The entrance to the east-wing attic of Alexandria City Hall is set behind an unmarked door. Repairs to the attic would be needed in order to bring the condition of the entire building from and F to an A. (Keith Lane For The Washington Post)

The history-proud town of Alexandria, Va., learned last week that some of its oldest buildings are in danger of structural, electrical or heating system failure, and repairs and renovations could cost up to $272 million.

A year-long study of just 36 of the city’s 123 facilities turned up evidence of an aging boiler “that could go any day,” unsupported rafters, steel windows that leak cold and hot air, and 143-year-old mortar binding a brick wall. And that’s just in City Hall.
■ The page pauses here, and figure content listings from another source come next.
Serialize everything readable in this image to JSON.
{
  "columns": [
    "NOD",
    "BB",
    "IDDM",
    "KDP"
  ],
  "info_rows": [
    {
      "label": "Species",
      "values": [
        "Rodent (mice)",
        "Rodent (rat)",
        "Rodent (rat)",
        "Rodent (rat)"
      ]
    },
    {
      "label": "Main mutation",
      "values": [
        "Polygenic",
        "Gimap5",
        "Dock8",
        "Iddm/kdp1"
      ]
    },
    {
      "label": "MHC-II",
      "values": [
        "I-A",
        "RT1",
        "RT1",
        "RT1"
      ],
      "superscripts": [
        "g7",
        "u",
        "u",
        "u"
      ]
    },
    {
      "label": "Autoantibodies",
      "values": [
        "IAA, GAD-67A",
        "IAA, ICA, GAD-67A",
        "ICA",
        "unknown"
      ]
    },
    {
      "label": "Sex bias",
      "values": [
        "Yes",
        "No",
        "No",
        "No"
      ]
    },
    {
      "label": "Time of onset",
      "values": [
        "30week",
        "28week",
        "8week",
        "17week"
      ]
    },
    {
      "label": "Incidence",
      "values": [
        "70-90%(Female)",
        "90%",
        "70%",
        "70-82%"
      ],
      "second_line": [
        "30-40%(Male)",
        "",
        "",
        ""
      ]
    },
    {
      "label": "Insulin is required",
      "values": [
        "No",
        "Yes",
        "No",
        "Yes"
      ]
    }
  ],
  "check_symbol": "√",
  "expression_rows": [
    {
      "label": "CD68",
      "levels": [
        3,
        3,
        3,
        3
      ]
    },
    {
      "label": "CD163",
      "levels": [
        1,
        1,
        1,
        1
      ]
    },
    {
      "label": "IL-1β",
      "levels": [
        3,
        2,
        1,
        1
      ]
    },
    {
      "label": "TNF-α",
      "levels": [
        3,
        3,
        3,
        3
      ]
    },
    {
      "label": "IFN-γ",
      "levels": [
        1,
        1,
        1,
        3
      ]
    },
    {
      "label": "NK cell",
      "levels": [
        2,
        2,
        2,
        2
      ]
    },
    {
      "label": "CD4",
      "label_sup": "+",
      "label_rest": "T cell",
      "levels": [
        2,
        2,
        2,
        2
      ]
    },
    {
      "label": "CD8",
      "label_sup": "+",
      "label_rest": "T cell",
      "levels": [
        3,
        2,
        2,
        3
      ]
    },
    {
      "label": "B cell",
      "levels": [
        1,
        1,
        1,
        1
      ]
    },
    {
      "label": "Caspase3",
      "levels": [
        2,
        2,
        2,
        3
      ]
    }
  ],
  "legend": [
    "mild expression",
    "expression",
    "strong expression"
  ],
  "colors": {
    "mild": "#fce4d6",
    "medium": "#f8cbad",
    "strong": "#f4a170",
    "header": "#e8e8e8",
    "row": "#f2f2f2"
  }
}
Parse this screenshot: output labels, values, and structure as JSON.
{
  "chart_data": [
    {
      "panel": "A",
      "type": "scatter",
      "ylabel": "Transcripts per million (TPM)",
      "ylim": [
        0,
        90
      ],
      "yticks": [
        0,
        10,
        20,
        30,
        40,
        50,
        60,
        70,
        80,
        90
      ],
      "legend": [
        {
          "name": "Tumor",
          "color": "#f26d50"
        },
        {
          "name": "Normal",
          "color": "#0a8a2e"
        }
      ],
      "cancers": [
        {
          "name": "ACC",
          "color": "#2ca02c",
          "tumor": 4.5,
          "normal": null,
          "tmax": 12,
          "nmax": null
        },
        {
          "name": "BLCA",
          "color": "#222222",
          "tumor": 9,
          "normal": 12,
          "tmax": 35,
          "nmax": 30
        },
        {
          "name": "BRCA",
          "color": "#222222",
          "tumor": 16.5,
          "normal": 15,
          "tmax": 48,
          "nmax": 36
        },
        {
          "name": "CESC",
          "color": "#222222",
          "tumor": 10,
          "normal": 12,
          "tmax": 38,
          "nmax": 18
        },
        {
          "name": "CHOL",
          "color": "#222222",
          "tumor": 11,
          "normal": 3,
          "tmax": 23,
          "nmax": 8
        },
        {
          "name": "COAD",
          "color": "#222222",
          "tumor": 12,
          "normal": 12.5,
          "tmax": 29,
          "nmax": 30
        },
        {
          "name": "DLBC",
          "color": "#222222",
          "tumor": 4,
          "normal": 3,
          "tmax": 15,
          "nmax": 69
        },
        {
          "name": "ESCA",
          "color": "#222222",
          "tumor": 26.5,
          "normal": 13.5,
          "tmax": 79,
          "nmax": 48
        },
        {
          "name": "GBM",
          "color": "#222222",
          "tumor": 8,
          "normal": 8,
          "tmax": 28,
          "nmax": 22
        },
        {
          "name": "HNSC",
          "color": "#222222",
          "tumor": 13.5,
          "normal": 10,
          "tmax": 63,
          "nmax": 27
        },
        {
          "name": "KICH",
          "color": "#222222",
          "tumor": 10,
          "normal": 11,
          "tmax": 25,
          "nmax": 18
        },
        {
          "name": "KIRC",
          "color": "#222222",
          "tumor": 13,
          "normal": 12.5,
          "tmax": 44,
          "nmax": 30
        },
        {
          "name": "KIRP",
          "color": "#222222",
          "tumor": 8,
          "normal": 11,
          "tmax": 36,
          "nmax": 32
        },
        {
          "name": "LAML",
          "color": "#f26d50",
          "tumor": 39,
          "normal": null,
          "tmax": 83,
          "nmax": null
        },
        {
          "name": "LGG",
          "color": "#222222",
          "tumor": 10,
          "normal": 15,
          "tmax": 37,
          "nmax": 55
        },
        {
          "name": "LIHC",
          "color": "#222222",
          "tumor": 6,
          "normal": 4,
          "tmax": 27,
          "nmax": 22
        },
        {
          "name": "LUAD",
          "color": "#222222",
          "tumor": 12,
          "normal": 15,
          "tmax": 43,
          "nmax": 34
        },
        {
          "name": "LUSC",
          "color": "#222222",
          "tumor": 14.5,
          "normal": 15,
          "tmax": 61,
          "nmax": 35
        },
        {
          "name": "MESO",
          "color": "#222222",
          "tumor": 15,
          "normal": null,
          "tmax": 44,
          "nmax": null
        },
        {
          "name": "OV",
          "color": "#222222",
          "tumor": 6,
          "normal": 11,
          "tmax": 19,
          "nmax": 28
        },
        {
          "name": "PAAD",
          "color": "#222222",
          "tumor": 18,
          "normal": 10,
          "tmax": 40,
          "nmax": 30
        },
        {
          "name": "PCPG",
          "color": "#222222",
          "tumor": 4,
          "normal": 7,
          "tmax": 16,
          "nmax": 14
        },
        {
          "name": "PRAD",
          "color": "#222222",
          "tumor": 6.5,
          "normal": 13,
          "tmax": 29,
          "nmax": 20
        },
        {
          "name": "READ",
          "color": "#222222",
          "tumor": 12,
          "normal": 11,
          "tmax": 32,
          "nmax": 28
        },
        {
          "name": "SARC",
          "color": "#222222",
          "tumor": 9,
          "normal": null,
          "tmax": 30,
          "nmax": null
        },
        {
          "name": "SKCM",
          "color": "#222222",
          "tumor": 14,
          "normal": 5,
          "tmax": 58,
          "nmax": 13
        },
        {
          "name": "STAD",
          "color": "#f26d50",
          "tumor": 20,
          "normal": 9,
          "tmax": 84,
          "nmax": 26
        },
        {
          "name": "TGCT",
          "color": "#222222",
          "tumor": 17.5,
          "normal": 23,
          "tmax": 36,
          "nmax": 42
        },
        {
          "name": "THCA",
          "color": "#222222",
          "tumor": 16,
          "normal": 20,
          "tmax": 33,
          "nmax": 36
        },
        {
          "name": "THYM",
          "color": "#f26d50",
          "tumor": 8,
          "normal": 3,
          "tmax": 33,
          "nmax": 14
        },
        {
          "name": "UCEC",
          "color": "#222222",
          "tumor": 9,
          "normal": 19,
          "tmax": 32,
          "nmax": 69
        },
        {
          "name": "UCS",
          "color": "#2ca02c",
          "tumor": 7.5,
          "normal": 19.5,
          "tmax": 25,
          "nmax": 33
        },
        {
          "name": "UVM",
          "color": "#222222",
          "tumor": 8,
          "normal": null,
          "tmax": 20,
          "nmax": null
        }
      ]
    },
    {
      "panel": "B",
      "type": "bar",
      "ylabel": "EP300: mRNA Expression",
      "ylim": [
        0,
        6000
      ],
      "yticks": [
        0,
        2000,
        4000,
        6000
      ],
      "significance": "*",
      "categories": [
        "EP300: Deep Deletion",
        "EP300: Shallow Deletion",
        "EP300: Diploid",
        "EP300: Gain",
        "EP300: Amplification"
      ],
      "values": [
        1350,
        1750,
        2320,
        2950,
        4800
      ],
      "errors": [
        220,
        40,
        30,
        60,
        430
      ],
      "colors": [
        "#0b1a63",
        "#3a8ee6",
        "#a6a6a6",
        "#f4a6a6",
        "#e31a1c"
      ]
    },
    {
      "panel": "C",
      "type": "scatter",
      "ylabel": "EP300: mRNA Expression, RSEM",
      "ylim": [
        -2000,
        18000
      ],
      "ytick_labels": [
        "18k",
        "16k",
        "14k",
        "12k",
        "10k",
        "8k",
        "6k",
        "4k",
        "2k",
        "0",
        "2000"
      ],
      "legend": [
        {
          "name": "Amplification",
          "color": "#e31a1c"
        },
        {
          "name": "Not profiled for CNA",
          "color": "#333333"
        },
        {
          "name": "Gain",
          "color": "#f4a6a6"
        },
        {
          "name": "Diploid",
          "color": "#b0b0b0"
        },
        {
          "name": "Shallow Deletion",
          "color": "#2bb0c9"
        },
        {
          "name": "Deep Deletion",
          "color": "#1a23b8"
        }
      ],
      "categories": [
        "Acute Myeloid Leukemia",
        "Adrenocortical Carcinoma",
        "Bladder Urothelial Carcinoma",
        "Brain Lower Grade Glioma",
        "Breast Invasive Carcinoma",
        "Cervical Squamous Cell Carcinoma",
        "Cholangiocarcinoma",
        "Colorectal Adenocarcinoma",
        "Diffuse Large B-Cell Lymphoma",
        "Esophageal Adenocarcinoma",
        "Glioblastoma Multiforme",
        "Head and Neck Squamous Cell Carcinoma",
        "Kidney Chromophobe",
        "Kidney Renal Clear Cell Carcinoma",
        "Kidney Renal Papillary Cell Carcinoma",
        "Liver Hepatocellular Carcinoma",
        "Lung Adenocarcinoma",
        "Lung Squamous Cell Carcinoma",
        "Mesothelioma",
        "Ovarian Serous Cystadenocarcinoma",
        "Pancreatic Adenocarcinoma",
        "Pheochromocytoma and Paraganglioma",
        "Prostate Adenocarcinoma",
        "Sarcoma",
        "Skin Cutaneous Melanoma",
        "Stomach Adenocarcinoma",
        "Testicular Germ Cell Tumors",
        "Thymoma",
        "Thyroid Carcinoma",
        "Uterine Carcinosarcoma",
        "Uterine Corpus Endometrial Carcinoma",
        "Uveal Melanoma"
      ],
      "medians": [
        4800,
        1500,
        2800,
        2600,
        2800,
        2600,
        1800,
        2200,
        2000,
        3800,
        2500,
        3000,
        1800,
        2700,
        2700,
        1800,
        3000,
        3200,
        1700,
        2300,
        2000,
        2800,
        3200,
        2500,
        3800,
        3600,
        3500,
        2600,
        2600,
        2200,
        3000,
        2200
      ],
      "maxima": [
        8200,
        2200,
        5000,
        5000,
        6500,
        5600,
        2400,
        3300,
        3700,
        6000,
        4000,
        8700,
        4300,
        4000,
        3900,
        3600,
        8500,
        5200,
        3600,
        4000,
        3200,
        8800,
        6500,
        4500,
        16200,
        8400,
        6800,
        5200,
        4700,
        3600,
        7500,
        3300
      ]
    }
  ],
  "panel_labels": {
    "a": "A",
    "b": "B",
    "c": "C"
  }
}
The problems “are not a life-safety issue or [proof] that a building’s going to come crashing down at any minute,” Alfred Coleman, deputy director of the city’s Department of General Services, said in an interview. But without investment, repair or renovation, facilities will continue to deteriorate, and those now ranked as below average or average could slip into more critical circumstances, the report said.

Experts say the buildings’ condition is a result of delayed maintenance after years of tight budgets due to the recession and federal budget cuts. It is a problem being seen in localities across the United States.


In a 2013 assessment of the nation’s infrastructure, the American Society of Civil Engineers (ASCE) said cities, counties, states and the nation have fallen far behind where they should be. Virginia as a whole received a grade of ­C-minus, or just barely mediocre, with roads and wastewater infrastructure ranked as poor.

“It’s a problem we all face,” said Brian Pallasch, ASCE’s managing director of government relations and infrastructure initiatives. “If you forgo maintenance, you end up in the long run with a larger bill. What we’ve seen nationwide is that we need to focus some spending on our infrastructure . . . because we actually pay for that bad infrastructure every day in lost time, lost productivity and lost GDP.”

Alexandria has yet to survey all its facilities — fire stations and recreation centers were not included in the 2015 assessment, for example — but among those it did study, eight buildings were ranked with an F grade, and seven received a grade of D. The grades, Coleman said, take into account each site’s condition, divided by the value of the building.

The city’s fuel island at Duke and Wheeler streets, where city vehicles go to gas up, failed the assessment because rotting electrical service conduits lie beneath the pumps. The city courthouse, at 520 King St., ranked below average because of an aging heating and air conditioning systems and roof. (See the full report at wapo.st/axdecay.)

A dozen of the city-owned properties are more than a century old, and five are more than 200 years old. Eight of them — of varying ages — could have critical systems fail at any point, said Jeremy McPike, the city’s director of general services.

City Council members, briefed on the situation last week, worried about the cost of bringing the facilities up to a merely average level. Only $56 million has been set aside in the capital improvement project budget for these types of repairs, and addressing them all could cost triple that budget, or more. Repairs at City Hall alone would take $53 million, the city’s facilities staff estimated.

The boiler in the basement of Alexandria City Hall is in dire need of an upgrade. The machine, along with the entire building, has been given a grade F by city managers. (Keith Lane For The Washington Post)

Last year, the condition of City Hall became a campaign issue after then-Mayor William D. Euille (D) suggested that it could be so expensive to fix that the city should consider selling or leasing the property to a developer and moving the seat of government out of Old Town, to a place more central to most Alexandrians. He later said he had no intention of selling City Hall.

Mayor Allison Silberberg (D), who brought up the issue during her campaign against Euille, argued that repairs should be taken slowly.

“Just as I do fixes in my condo, I don’t do everything at once,” she told the council last week at a meeting in City Hall, which was built in 1871. “I just ate in Gadsby’s Tavern Restaurant. It’s functional. We’re in this building right now, and it’s functional.”

City Hall has a 70-year-old gas-fired boiler that should have been replaced 40 years ago, according to the city report. Its 56-year-old steel windows have a replacement cost of $470,000, and 143-year-old mortar holding a brick wall together will cost $3.6 million to repair. Portions of the building will probably have to be gutted, McPike told the council, and it will cost about $12.5 million to relocate offices while work is underway.

Vice Mayor Justin Wilson (D) said the council should listen to the city’s professional staff and assess all the city’s infrastructure needs before making “a huge, gigantic capital investment in this building.”

Other council members agreed, though they and Wilson were careful to note that they were not advocating selling or demolishing City Hall.

Council member Paul Smedberg (D) called the condition of the building “a disgrace” and “appalling.”

“Forget about whether the windows work,” Smedberg said. “There are serious structural issues with this building.”